KV cache utilisation

KV cache occupancy rises as requests pile up during the sustained load phase. The queue depth stays near zero — the model keeps pace with the 1.5 s prompt cadence.
8. Teardown
# Stop the container
ssh -i ~/.ssh/spinifex-key ubuntu@$INSTANCE_IP 'docker stop trinity'
# Terminate the instance — releases the 2× MI350X back to the Spinifex pool
aws ec2 terminate-instances --instance-ids "$INSTANCE_ID"
The two MI350Xs are immediately available to Spinifex for a new workload once the instance terminates.
9. Conclusion
Trinity Large Preview demonstrates that frontier-class open-weight models are now within reach of a two-GPU bare-metal setup. The MoE architecture is crucial: 400B total parameters with only 13B active per token means the model generates at ~53 tok/s sustained and peaks at 67 tok/s on a pair of MI350Xs — throughput that would be difficult to match with a dense model of comparable quality at that memory footprint.

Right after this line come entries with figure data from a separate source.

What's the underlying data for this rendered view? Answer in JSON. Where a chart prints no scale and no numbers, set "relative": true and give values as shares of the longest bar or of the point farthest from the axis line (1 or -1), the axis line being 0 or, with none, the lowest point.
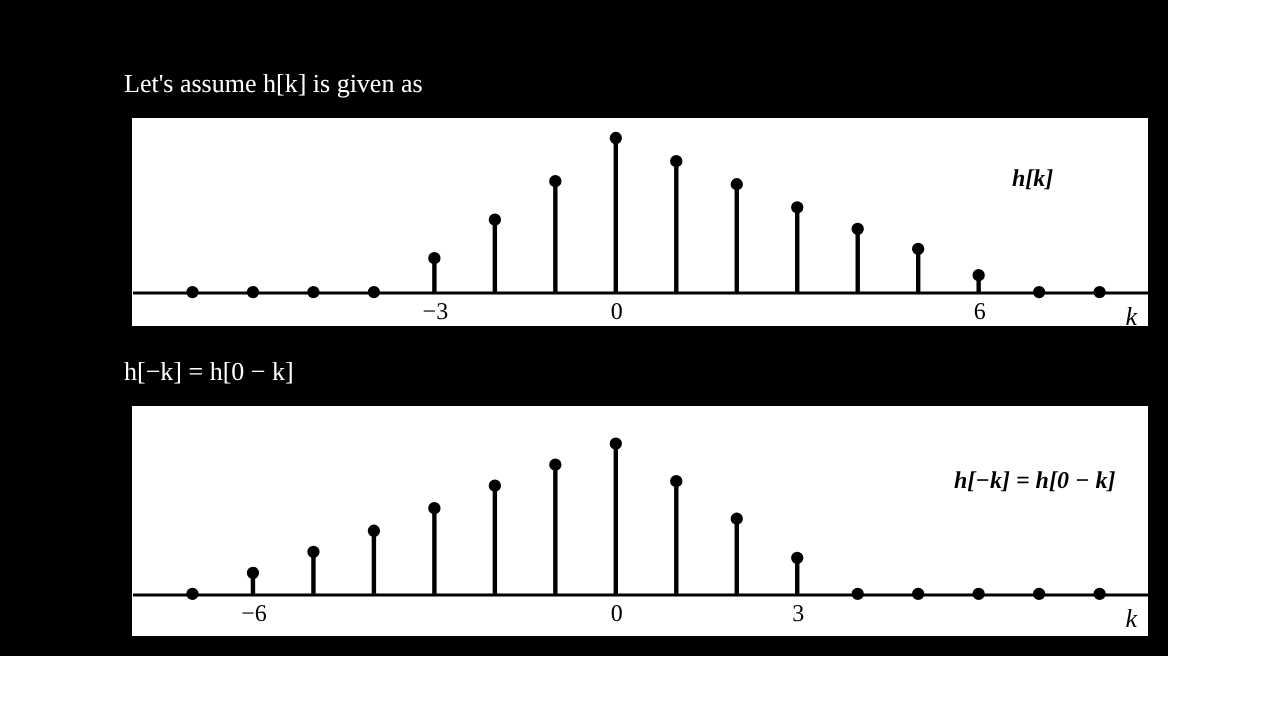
{
  "chart_data": [
    {
      "type": "lollipop",
      "title": "Let's assume h[k] is given as",
      "xlabel": "k",
      "annotations": [
        "h[k]"
      ],
      "relative": true,
      "marker": "circle",
      "tick_labels": "x",
      "xlim": [
        -8,
        8.8
      ],
      "xticks": [
        -3,
        0,
        6
      ],
      "x": [
        -7,
        -6,
        -5,
        -4,
        -3,
        -2,
        -1,
        0,
        1,
        2,
        3,
        4,
        5,
        6,
        7,
        8
      ],
      "series": [
        {
          "color": "#000000",
          "values": [
            0,
            0,
            0,
            0,
            0.22,
            0.47,
            0.72,
            1,
            0.85,
            0.7,
            0.55,
            0.41,
            0.28,
            0.11,
            0,
            0
          ]
        }
      ]
    },
    {
      "type": "lollipop",
      "title": "h[−k] = h[0 − k]",
      "xlabel": "k",
      "annotations": [
        "h[−k] = h[0 − k]"
      ],
      "relative": true,
      "marker": "circle",
      "tick_labels": "x",
      "xlim": [
        -8,
        8.8
      ],
      "xticks": [
        -6,
        0,
        3
      ],
      "x": [
        -7,
        -6,
        -5,
        -4,
        -3,
        -2,
        -1,
        0,
        1,
        2,
        3,
        4,
        5,
        6,
        7,
        8
      ],
      "series": [
        {
          "color": "#000000",
          "values": [
            0,
            0.14,
            0.28,
            0.42,
            0.57,
            0.72,
            0.86,
            1,
            0.75,
            0.5,
            0.24,
            0,
            0,
            0,
            0,
            0
          ]
        }
      ]
    }
  ]
}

Combining this with Spinifex as the infrastructure layer allows teams to own the entire workflow. Provisioning a g7e.12xlarge instance, pulling a 400 GB model, and serving it through vLLM took a handful of standard aws ec2 commands and a single docker run. The same workflow runs identically on any Spinifex-managed bare-metal node, with the GPUs returned to the pool when instances terminate.
For teams evaluating Trinity for production agentic workloads — tool calling, structured outputs, long-context reasoning — this represents a credible self-hosted deployment path: open weights, Apache 2.0 license, owned hardware and familiar tooling.